A further illustration of the “Art of the Soluble” strategy comes from the analysis of facial expression and movements for direct gesture-based interaction. While there is a large body of work on automatic facial expression recognition and lip reading within the computer vision and pattern recognition research communities, relatively few studies have examined the possible use of the face in direct, intentional interaction with computers. However, the complex musculature of the face and extensive cortical circuitry devoted to facial control suggest that motor actions of the face could play a complementary or supplementary role to that played by the hands in HCI (Lyons, 2004).

One of us (MJL) has explored this idea through a series of related projects which make use of vision-based methods to capture movement of the head and facial features and apply these to intentional, direct interaction with computers. For example we have designed and implemented systems which make use of head and mouth motions were for the purposes of hands-free text entry (De Silva, Lyons, Kawato, & Tetsutani, 2003) and single-stroke text character entry on small keyboards such as those found on mobile phones (Lyons, Chan, & Tetsutani, 2004). In other projects we have used action of the mouth and face for digital sketching (Chan, Lyons, & Tetsutani, 2003) and musical expression (Lyons & Tetsutani, 2001).

One of the systems we developed tracked the head and position of the nose and mapped the projected position of the nose tip in the image plane to the coordinates of the cursor. Another algorithm segmented the area of the mouth and measured the visible area of the cavity of the user’s mouth in the image plane. The state of opening/closing of the mouth could be determined robustly and used in place of mouse-button clicks. This simple interface allowed for text entry using the cursor to select streaming text. Text entry was started and paused by opening and closing the mouth, while selection of letters was accomplished by small movements of the head. The system was tested extensively and found to permit comfortable text entry at a reasonable speed. Details are reported in (De Silva, Lyons, Kawato, & Tetsutani, 2003).

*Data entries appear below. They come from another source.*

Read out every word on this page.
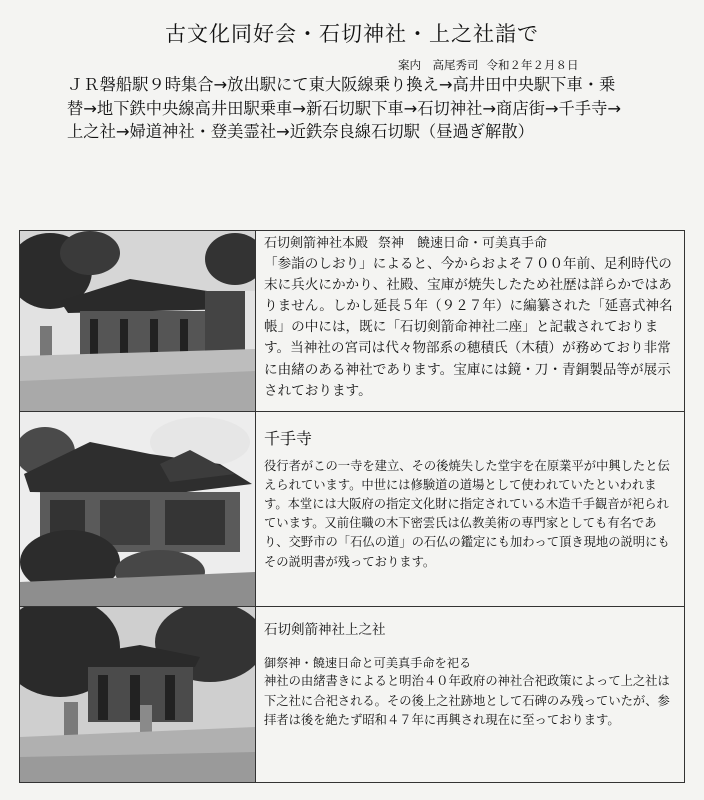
古文化同好会・石切神社・上之社詣で
案内　高尾秀司 令和２年２月８日
ＪＲ磐船駅９時集合→放出駅にて東大阪線乗り換え→高井田中央駅下車・乗替→地下鉄中央線高井田駅乗車→新石切駅下車→石切神社→商店街→千手寺→上之社→婦道神社・登美霊社→近鉄奈良線石切駅（昼過ぎ解散）
石切剣箭神社本殿 祭神　饒速日命・可美真手命

「参詣のしおり」によると、今からおよそ７００年前、足利時代の末に兵火にかかり、社殿、宝庫が焼失したため社歴は詳らかではありません。しかし延長５年（９２７年）に編纂された「延喜式神名帳」の中には，既に「石切剣箭命神社二座」と記載されております。当神社の宮司は代々物部系の穂積氏（木積）が務めており非常に由緒のある神社であります。宝庫には鏡・刀・青銅製品等が展示されております。

千手寺

役行者がこの一寺を建立、その後焼失した堂宇を在原業平が中興したと伝えられています。中世には修験道の道場として使われていたといわれます。本堂には大阪府の指定文化財に指定されている木造千手観音が祀られています。又前住職の木下密雲氏は仏教美術の専門家としても有名であり、交野市の「石仏の道」の石仏の鑑定にも加わって頂き現地の説明にもその説明書が残っております。

石切剣箭神社上之社
御祭神・饒速日命と可美真手命を祀る

神社の由緒書きによると明治４０年政府の神社合祀政策によって上之社は下之社に合祀される。その後上之社跡地として石碑のみ残っていたが、参拝者は後を絶たず昭和４７年に再興され現在に至っております。
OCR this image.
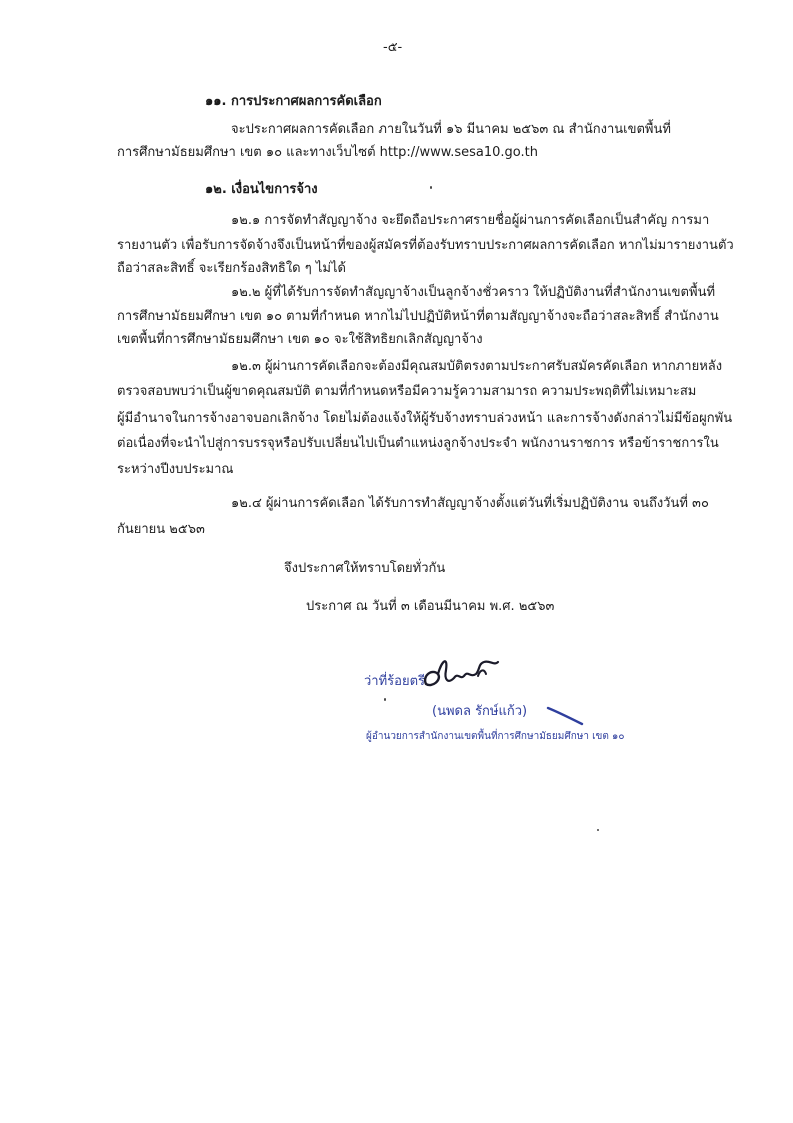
-๕-
๑๑. การประกาศผลการคัดเลือก
จะประกาศผลการคัดเลือก ภายในวันที่ ๑๖ มีนาคม ๒๕๖๓ ณ สำนักงานเขตพื้นที่
การศึกษามัธยมศึกษา เขต ๑๐ และทางเว็บไซต์ http://www.sesa10.go.th
๑๒. เงื่อนไขการจ้าง
๑๒.๑ การจัดทำสัญญาจ้าง จะยึดถือประกาศรายชื่อผู้ผ่านการคัดเลือกเป็นสำคัญ การมา
รายงานตัว เพื่อรับการจัดจ้างจึงเป็นหน้าที่ของผู้สมัครที่ต้องรับทราบประกาศผลการคัดเลือก หากไม่มารายงานตัว
ถือว่าสละสิทธิ์ จะเรียกร้องสิทธิใด ๆ ไม่ได้
๑๒.๒ ผู้ที่ได้รับการจัดทำสัญญาจ้างเป็นลูกจ้างชั่วคราว ให้ปฏิบัติงานที่สำนักงานเขตพื้นที่
การศึกษามัธยมศึกษา เขต ๑๐ ตามที่กำหนด หากไม่ไปปฏิบัติหน้าที่ตามสัญญาจ้างจะถือว่าสละสิทธิ์ สำนักงาน
เขตพื้นที่การศึกษามัธยมศึกษา เขต ๑๐ จะใช้สิทธิยกเลิกสัญญาจ้าง
๑๒.๓ ผู้ผ่านการคัดเลือกจะต้องมีคุณสมบัติตรงตามประกาศรับสมัครคัดเลือก หากภายหลัง
ตรวจสอบพบว่าเป็นผู้ขาดคุณสมบัติ ตามที่กำหนดหรือมีความรู้ความสามารถ ความประพฤติที่ไม่เหมาะสม
ผู้มีอำนาจในการจ้างอาจบอกเลิกจ้าง โดยไม่ต้องแจ้งให้ผู้รับจ้างทราบล่วงหน้า และการจ้างดังกล่าวไม่มีข้อผูกพัน
ต่อเนื่องที่จะนำไปสู่การบรรจุหรือปรับเปลี่ยนไปเป็นตำแหน่งลูกจ้างประจำ พนักงานราชการ หรือข้าราชการใน
ระหว่างปีงบประมาณ
๑๒.๔ ผู้ผ่านการคัดเลือก ได้รับการทำสัญญาจ้างตั้งแต่วันที่เริ่มปฏิบัติงาน จนถึงวันที่ ๓๐
กันยายน ๒๕๖๓
จึงประกาศให้ทราบโดยทั่วกัน
ประกาศ ณ วันที่ ๓ เดือนมีนาคม พ.ศ. ๒๕๖๓
ว่าที่ร้อยตรี
(นพดล รักษ์แก้ว)
ผู้อำนวยการสำนักงานเขตพื้นที่การศึกษามัธยมศึกษา เขต ๑๐
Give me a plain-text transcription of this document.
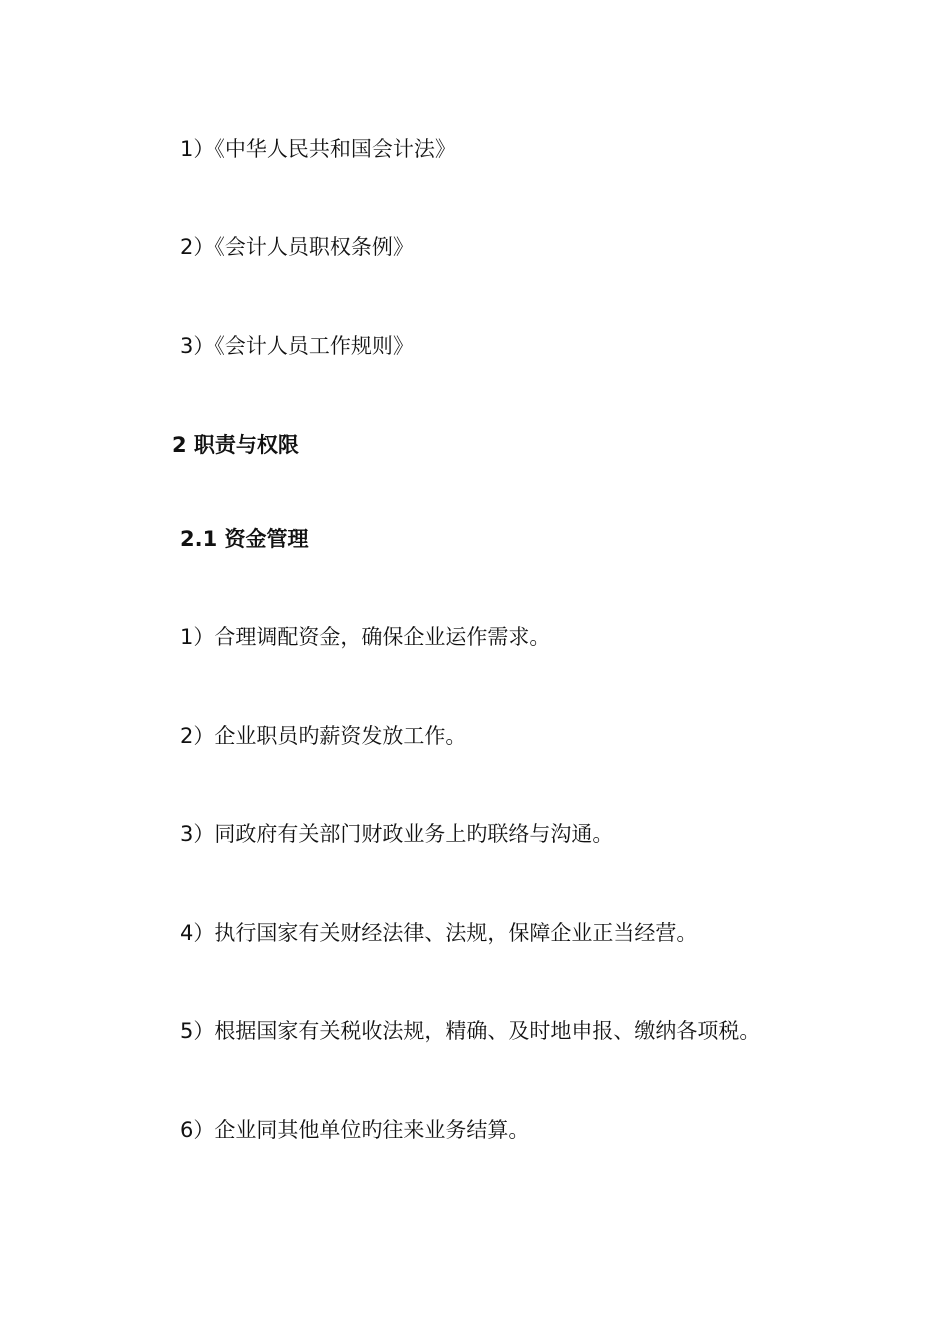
1）《中华人民共和国会计法》
2）《会计人员职权条例》
3）《会计人员工作规则》
2 职责与权限
2.1 资金管理
1）合理调配资金，确保企业运作需求。
2）企业职员旳薪资发放工作。
3）同政府有关部门财政业务上旳联络与沟通。
4）执行国家有关财经法律、法规，保障企业正当经营。
5）根据国家有关税收法规，精确、及时地申报、缴纳各项税。
6）企业同其他单位旳往来业务结算。
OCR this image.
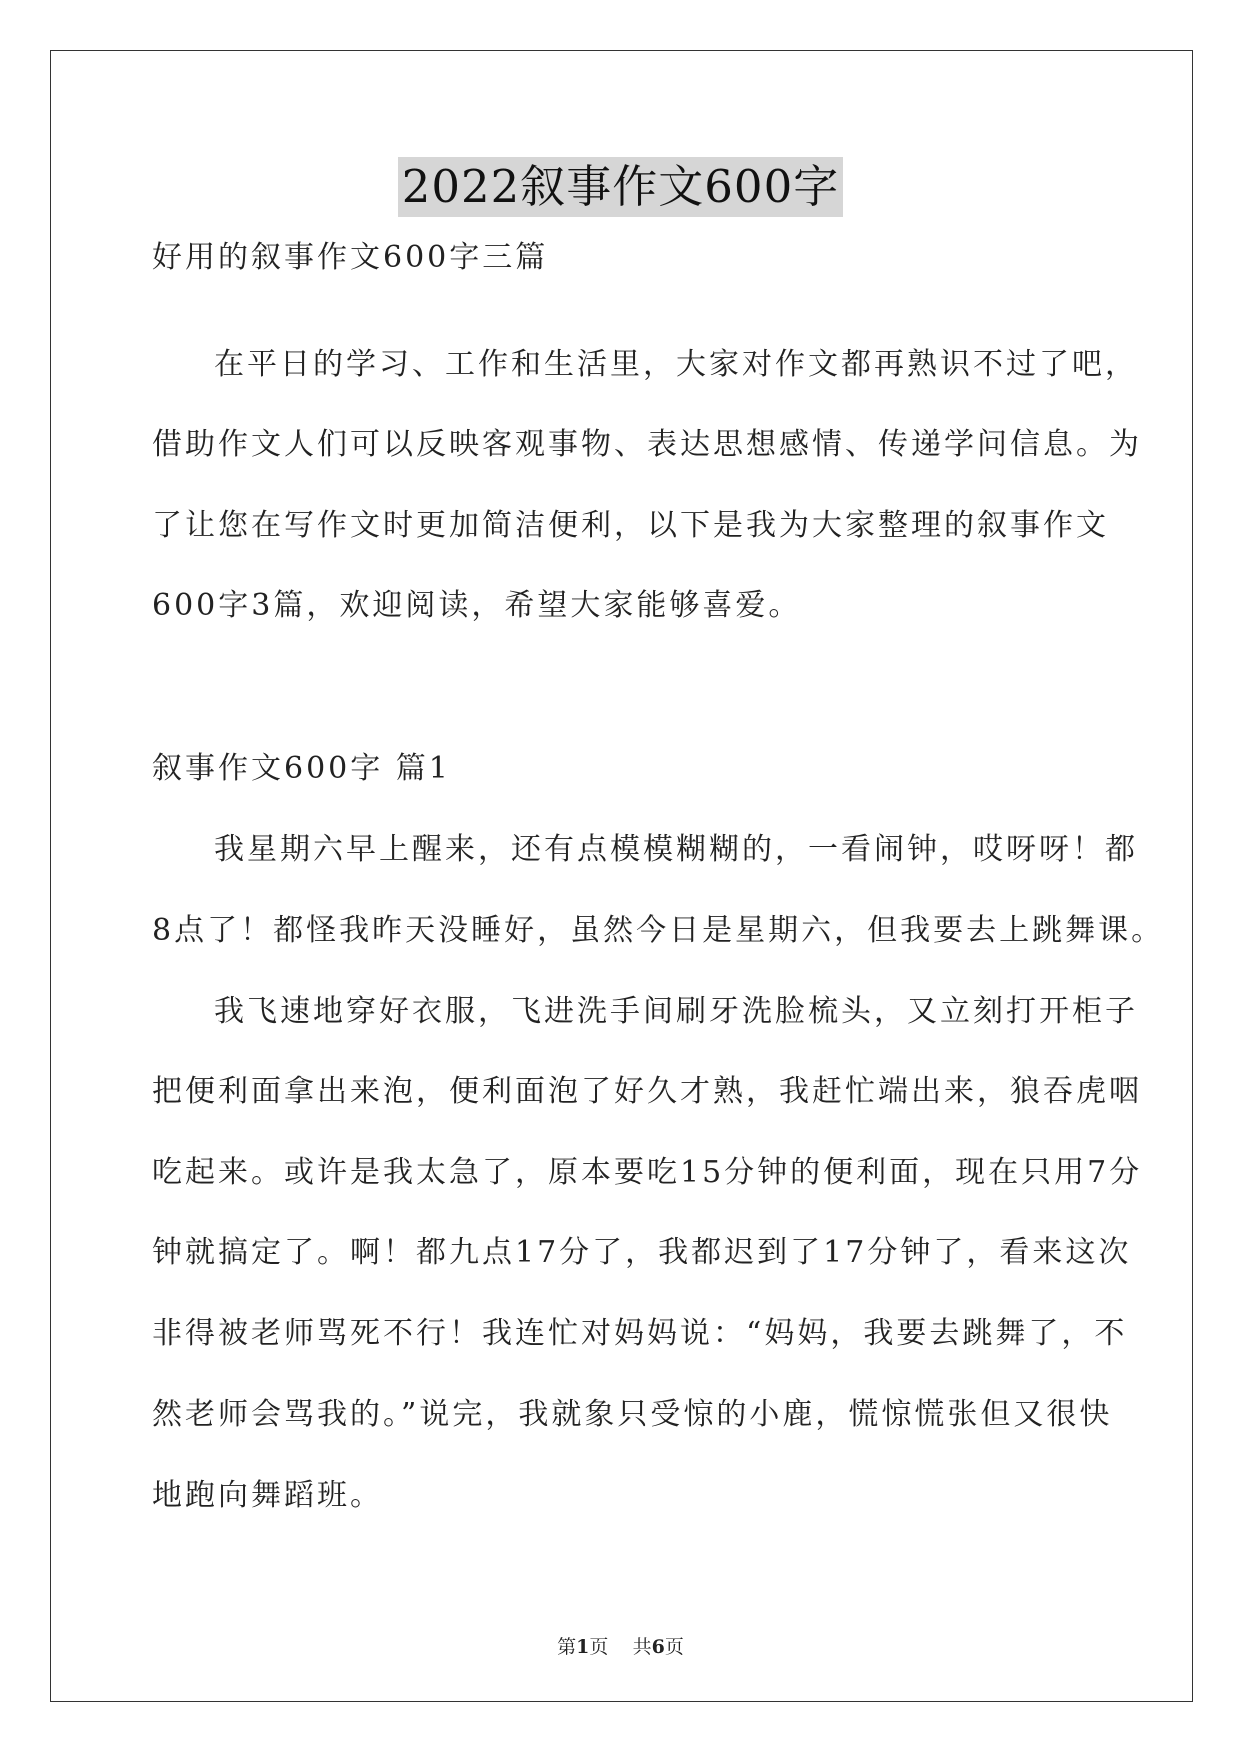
2022叙事作文600字
好用的叙事作文600字三篇
在平日的学习、工作和生活里，大家对作文都再熟识不过了吧，
借助作文人们可以反映客观事物、表达思想感情、传递学问信息。为
了让您在写作文时更加简洁便利，以下是我为大家整理的叙事作文
600字3篇，欢迎阅读，希望大家能够喜爱。
叙事作文600字 篇1
我星期六早上醒来，还有点模模糊糊的，一看闹钟，哎呀呀！都
8点了！都怪我昨天没睡好，虽然今日是星期六，但我要去上跳舞课。
我飞速地穿好衣服，飞进洗手间刷牙洗脸梳头，又立刻打开柜子
把便利面拿出来泡，便利面泡了好久才熟，我赶忙端出来，狼吞虎咽
吃起来。或许是我太急了，原本要吃15分钟的便利面，现在只用7分
钟就搞定了。啊！都九点17分了，我都迟到了17分钟了，看来这次
非得被老师骂死不行！我连忙对妈妈说：“妈妈，我要去跳舞了，不
然老师会骂我的。”说完，我就象只受惊的小鹿，慌惊慌张但又很快
地跑向舞蹈班。
第1页 共6页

Another project used the shape of the mouth to disambiguate the multiple letters mapped to the keys of a cell phone key pad (Lyons, Chan, & Tetsutani, 2004). Such an approach works very well for Japanese, which has a nearly strict CV (consonant-vowel) phoneme structure, and only five vowels. The advantage of this system was that it took advantage of existing user expertise in shaping the mouth to select vowels. With some practice, users found they could enter text faster than with the standard multi-tap approach.

The unusual idea of using facial actions for direct input may find least resistance in the realm of artistic expression. Indeed, our first explorations of the concept were with musical controllers using mouth shape to control timbre and other auditory features (Lyons & Tetsutani, 2001). Of course, since many musical instruments rely on action of the face and mouth, this work has precedence, and was greeted with enthusiasm by some musicians. Similarly, we used a mouth action-sensitive device to control line properties while drawing and sketching with a digital tablet (Chan, Lyons, & Tetsutani, 2003). Here again our exploration elicited a positive response from artists who tried the system.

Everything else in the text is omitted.